In 2014 Geoffrey's life took a bad turn when he was in a car accident caused by a drunken driver. The accident left him in chronic pain, which led to medication, which led to sporadic bouts of madness. (Sporadic madness was a condition which Vonnegut's Rosewater also endured.) We would talk about these bouts of madness from time to time, usually afterwards. He always tried to make them sound fun, or at least amusing in hindsight.
I wish we'd spoken more than twice a year over the past decade, but so it goes. He would occasionally send me pictures and improvised music tracks. I'd try to do the same. We had vague plans to have him come and visit, but his health issues made that seem long term at best.
The last conversation we had was about Philip K. Dick. Geoff was a massive fan of PKD; somewhere I have a blurry photo of Geoff sitting on PKD's grave, but I can't seem to locate it at the moment, so this belated eulogy will have to go out with an even blurrier photo I have of Geoff, probably taken in Boulder with my first digital camera. I'd asked his opinion on the Amazon Man in the High Castle series. He said he thought PKD's Electric Dreams was better, which led to a conversation about the merits of various PKD screen projects that kind of petered out the way text conversations often do.

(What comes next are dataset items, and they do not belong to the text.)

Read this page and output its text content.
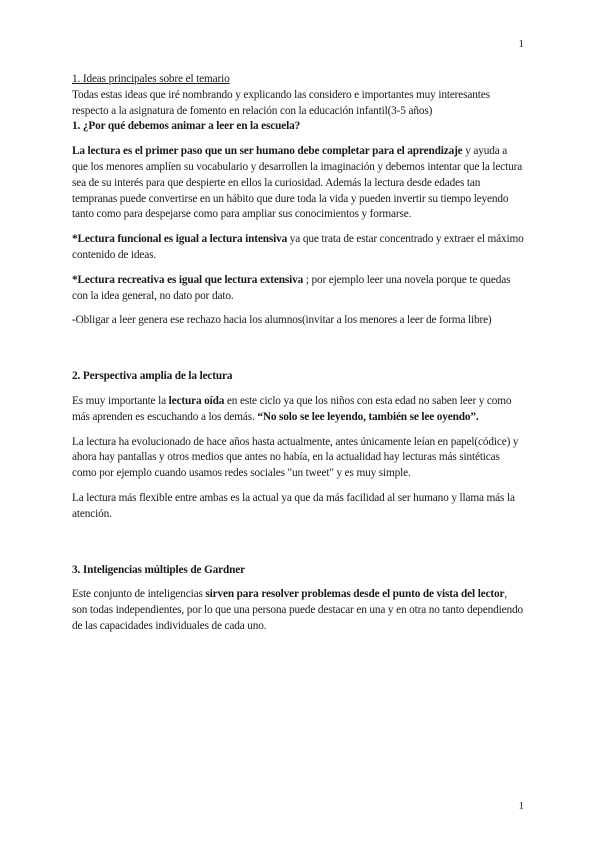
1

1. Ideas principales sobre el temario

Todas estas ideas que iré nombrando y explicando las considero e importantes muy interesantes respecto a la asignatura de fomento en relación con la educación infantil(3-5 años)

1. ¿Por qué debemos animar a leer en la escuela?

La lectura es el primer paso que un ser humano debe completar para el aprendizaje y ayuda a que los menores amplíen su vocabulario y desarrollen la imaginación y debemos intentar que la lectura sea de su interés para que despierte en ellos la curiosidad. Además la lectura desde edades tan tempranas puede convertirse en un hábito que dure toda la vida y pueden invertir su tiempo leyendo tanto como para despejarse como para ampliar sus conocimientos y formarse.

*Lectura funcional es igual a lectura intensiva ya que trata de estar concentrado y extraer el máximo contenido de ideas.

*Lectura recreativa es igual que lectura extensiva ; por ejemplo leer una novela porque te quedas con la idea general, no dato por dato.

-Obligar a leer genera ese rechazo hacia los alumnos(invitar a los menores a leer de forma libre)

2. Perspectiva amplia de la lectura

Es muy importante la lectura oída en este ciclo ya que los niños con esta edad no saben leer y como más aprenden es escuchando a los demás. “No solo se lee leyendo, también se lee oyendo”.

La lectura ha evolucionado de hace años hasta actualmente, antes únicamente leían en papel(códice) y ahora hay pantallas y otros medios que antes no había, en la actualidad hay lecturas más sintéticas como por ejemplo cuando usamos redes sociales "un tweet" y es muy simple.

La lectura más flexible entre ambas es la actual ya que da más facilidad al ser humano y llama más la atención.

3. Inteligencias múltiples de Gardner

Este conjunto de inteligencias sirven para resolver problemas desde el punto de vista del lector, son todas independientes, por lo que una persona puede destacar en una y en otra no tanto dependiendo de las capacidades individuales de cada uno.

1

I wish I'd called him sooner, but again, so it goes.
I'm looking for a suitable PKD quote to close this thing out, but I know that whatever I find will fail to encapsulate my dear and complicated friend. Despite this, I am sure that Geoffrey would say of whatever quote I picked "YES! That's the perfect one. That's exactly the one I would have picked. Thank you, my friend. Thank you."
So I'm going to go with this one, from one of PKD's more obscure works, Our Friends From Frolix 8.
"The true measure of a man is not his intelligence or how high he rises in this freak establishment. No, the true measure of a man is this: how quickly can he respond to the needs of others and how much of himself he can give."
~ Philip K. Dick
Goodbye old friend. My world is smaller, less kind and less weird without you in it.